More of a Belgian guy and I don't dry hop often, especially 48 hours before I plan to bottle. I think this might actually be pretty tasty if it doesn't end up chewing through the bottom of the carboy. Sorry for the lengthy read, any ideas what's going on here.
 
I'm thinking the beer is just releasing some Co2 after being roused a bit.

As good a theory as any, but I did not do much more than drop in a big handfull of hops and replug it. I did not move or jar the c-boy at all. Maybe the chemical activity of the hops addition was enough of a rousing. (?)

Anyway not whining about a problem, it's going to do what it will. I just never had a beer at 005 come back to life, hell I can count on one hand the number of beers I got to 005 intentionally. As it is, I got a 7+ abv that shows promise of good flavor, and can drink through that if necessary. I have friends that can help me through such times.

Just wondered what was going on here and worried that I might have torn a hole in the Universe or something.
 
Dry hops provide increased surface area which causes CO2 to come out of solution. Occasionally dry hops will even bring some of the yeast back to life for a bit.
 
Double check the gravity, I'm willing to bet it will still be 1.005 and you did nothing other than provide a nucleation site like Yankee.
 
As good a theory as any, but I did not do much more than drop in a big handfull of hops and replug it. I did not move or jar the c-boy at all. Maybe the chemical activity of the hops addition was enough of a rousing. (?)
.

That's all it takes....a bubbling airlock is not the same as fermentation.

Your fermentation didn't start, your airlock started bubbling because you opened it up to add your hops and closed it back up. And now it is off gassing the co2 that had built up and then sat undisturbed since you pitched your yeast, or racked it, or did whatever else you did awhile ago.

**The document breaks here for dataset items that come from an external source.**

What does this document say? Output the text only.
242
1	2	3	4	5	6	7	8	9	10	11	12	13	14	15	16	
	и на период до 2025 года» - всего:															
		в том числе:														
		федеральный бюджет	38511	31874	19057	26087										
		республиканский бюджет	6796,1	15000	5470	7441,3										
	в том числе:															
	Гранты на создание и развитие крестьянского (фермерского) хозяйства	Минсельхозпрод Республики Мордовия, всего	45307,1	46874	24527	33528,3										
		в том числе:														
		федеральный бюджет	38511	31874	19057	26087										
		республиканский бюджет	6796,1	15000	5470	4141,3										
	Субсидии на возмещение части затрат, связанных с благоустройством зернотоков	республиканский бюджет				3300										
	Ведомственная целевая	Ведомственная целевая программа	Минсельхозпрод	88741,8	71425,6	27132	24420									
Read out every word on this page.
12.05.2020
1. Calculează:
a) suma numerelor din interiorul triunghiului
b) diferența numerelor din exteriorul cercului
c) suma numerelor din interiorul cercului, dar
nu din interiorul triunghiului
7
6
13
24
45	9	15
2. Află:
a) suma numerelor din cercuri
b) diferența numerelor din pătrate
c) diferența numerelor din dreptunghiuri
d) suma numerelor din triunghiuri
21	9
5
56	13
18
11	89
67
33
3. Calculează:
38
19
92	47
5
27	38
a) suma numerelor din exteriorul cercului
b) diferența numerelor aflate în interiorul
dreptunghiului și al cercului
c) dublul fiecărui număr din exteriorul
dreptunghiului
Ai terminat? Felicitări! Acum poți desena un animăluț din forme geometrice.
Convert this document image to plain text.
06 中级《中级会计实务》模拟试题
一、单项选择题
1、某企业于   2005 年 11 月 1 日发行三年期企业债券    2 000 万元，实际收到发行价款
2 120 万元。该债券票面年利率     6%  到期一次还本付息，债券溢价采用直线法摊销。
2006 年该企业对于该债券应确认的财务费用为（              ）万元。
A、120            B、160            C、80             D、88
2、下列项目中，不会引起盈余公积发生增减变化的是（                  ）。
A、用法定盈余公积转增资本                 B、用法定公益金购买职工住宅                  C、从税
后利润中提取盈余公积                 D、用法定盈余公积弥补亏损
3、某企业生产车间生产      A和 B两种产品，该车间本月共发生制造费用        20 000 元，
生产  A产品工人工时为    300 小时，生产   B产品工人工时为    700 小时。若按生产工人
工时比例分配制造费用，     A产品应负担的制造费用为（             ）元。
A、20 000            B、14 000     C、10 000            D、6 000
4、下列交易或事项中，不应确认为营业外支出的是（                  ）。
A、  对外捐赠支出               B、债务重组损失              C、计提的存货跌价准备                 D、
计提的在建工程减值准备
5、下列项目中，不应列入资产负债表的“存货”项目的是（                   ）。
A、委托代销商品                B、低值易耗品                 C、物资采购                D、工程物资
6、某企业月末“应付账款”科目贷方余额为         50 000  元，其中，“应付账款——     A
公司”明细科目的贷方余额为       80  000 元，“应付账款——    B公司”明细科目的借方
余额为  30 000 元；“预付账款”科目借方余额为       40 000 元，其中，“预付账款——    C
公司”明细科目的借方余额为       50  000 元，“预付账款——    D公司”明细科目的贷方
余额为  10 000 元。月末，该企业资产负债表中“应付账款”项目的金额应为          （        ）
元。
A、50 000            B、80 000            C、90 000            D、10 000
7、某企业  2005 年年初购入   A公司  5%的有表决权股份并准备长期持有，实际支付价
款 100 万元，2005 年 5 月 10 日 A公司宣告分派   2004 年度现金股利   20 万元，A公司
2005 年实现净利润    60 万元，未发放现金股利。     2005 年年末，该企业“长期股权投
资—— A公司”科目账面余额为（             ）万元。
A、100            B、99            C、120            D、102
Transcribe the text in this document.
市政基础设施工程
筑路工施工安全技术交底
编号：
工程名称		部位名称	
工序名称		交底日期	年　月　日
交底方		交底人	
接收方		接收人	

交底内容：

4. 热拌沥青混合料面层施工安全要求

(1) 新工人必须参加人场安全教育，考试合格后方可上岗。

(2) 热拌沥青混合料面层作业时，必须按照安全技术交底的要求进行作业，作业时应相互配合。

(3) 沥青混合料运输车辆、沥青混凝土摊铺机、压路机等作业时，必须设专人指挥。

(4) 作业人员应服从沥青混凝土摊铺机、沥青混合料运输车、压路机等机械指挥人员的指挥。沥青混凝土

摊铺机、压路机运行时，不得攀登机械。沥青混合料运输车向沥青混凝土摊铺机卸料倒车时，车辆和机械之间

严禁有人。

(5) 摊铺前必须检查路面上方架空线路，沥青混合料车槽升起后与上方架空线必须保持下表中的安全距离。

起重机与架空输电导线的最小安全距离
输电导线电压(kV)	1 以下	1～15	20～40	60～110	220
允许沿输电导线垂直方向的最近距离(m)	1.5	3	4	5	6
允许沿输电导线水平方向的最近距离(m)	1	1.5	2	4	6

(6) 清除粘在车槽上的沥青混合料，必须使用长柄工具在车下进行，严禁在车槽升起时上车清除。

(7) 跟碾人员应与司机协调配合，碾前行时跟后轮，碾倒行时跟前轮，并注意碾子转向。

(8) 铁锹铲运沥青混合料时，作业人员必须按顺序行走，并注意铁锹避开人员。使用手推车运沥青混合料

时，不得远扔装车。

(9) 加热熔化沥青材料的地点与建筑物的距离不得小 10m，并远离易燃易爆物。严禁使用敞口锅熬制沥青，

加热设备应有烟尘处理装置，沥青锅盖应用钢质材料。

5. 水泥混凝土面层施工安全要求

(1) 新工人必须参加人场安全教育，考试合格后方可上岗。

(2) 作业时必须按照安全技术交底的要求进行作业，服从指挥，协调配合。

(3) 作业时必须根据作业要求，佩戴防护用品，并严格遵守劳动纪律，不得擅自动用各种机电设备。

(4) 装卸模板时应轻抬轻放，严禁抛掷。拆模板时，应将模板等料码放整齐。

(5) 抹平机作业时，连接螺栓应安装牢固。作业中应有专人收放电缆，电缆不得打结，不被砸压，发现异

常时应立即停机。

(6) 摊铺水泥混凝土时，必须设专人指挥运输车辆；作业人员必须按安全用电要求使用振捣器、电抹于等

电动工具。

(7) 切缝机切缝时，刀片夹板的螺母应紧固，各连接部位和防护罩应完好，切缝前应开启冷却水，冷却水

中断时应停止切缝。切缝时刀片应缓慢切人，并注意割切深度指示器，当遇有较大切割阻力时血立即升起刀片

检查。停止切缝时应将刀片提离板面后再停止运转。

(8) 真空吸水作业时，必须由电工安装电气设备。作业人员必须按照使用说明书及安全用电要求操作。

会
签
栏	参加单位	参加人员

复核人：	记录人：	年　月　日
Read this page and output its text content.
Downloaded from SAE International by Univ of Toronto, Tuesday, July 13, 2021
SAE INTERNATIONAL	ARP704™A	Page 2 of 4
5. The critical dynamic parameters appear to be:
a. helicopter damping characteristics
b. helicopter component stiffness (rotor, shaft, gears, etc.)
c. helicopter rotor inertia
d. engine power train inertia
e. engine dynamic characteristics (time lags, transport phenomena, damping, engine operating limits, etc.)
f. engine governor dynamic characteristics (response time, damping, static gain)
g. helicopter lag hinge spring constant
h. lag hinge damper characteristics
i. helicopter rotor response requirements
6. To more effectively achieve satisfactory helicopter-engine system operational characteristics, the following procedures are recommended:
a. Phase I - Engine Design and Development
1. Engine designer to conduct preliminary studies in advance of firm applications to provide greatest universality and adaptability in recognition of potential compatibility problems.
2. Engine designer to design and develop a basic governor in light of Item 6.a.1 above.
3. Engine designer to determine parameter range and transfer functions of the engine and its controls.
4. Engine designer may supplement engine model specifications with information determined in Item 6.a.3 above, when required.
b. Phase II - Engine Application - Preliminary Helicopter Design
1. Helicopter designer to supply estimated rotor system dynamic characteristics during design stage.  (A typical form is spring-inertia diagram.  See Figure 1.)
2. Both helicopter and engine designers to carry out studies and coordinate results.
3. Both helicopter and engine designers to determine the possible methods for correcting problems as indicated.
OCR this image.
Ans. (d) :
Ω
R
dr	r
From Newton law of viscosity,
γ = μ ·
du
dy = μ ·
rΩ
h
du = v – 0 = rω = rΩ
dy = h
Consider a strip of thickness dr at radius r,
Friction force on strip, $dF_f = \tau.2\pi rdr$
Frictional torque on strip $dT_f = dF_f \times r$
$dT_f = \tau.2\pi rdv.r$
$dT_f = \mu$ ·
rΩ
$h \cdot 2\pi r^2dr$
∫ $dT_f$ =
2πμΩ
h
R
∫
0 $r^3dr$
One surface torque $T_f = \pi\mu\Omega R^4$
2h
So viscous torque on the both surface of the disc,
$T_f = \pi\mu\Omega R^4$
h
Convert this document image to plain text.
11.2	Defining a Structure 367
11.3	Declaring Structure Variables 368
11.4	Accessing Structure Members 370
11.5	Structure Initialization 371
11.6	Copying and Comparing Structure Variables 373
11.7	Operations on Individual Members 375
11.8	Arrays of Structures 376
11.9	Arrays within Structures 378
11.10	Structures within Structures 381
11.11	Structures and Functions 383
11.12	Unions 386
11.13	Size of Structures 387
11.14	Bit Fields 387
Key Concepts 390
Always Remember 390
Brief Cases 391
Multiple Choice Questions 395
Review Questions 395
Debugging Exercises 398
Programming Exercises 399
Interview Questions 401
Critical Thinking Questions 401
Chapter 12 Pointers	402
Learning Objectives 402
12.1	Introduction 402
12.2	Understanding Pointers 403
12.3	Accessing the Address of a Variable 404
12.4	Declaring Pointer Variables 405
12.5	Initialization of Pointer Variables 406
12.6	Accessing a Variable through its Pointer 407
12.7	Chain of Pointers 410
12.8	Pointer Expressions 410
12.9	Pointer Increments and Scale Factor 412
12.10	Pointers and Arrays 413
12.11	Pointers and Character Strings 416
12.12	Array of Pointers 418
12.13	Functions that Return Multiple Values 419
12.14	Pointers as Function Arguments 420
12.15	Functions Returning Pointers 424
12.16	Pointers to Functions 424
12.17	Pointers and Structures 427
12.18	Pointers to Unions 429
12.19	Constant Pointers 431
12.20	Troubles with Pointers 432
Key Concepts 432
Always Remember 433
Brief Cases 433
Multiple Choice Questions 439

Guys, airlock bubbling and fermentation are not the same thing. You have to separate that from your mindset. Airlock bubbling can be a sign of fermentation, but not a good one, because the airlock will often blip or not blip for various other reasons...so it is a tenuous connection at best.

If your airlock was bubbling and stopped---It doesn't mean fermentation has stopped.

If you airlock isn't bubbling, it doesn't mean your fermentation hasn't started....

If your airlock starts bubbling, it really doesn't matter.

If your airlock NEVER bubbles, it doesn't mean anything is wrong or right.

Your airlock is not a fermentation gauge, it is a VALVE to release excess co2. If it bubbles it is because it needs to, if it doesn't, it just means it doesn't need too...

Often an airlock will bubble if the fermenter has been disturbed in some way, like a change in temperature, change in atmospheric pressure, the cat brushing against it, or opening it up to take a hydro reading, or dry hopping.

The co2 has sat in stasis for a period of time, then it was disturbed so it is not longer at equilibrium with everything else now. And therefore it is blipping in your airlock...

Like other's have said, you created nucleation sites which makes your airlock bubble.....


nothing else. It's NOT fermentation you are seeing, but what an airlock is supposed to be looked at as, off gassing out of the vent.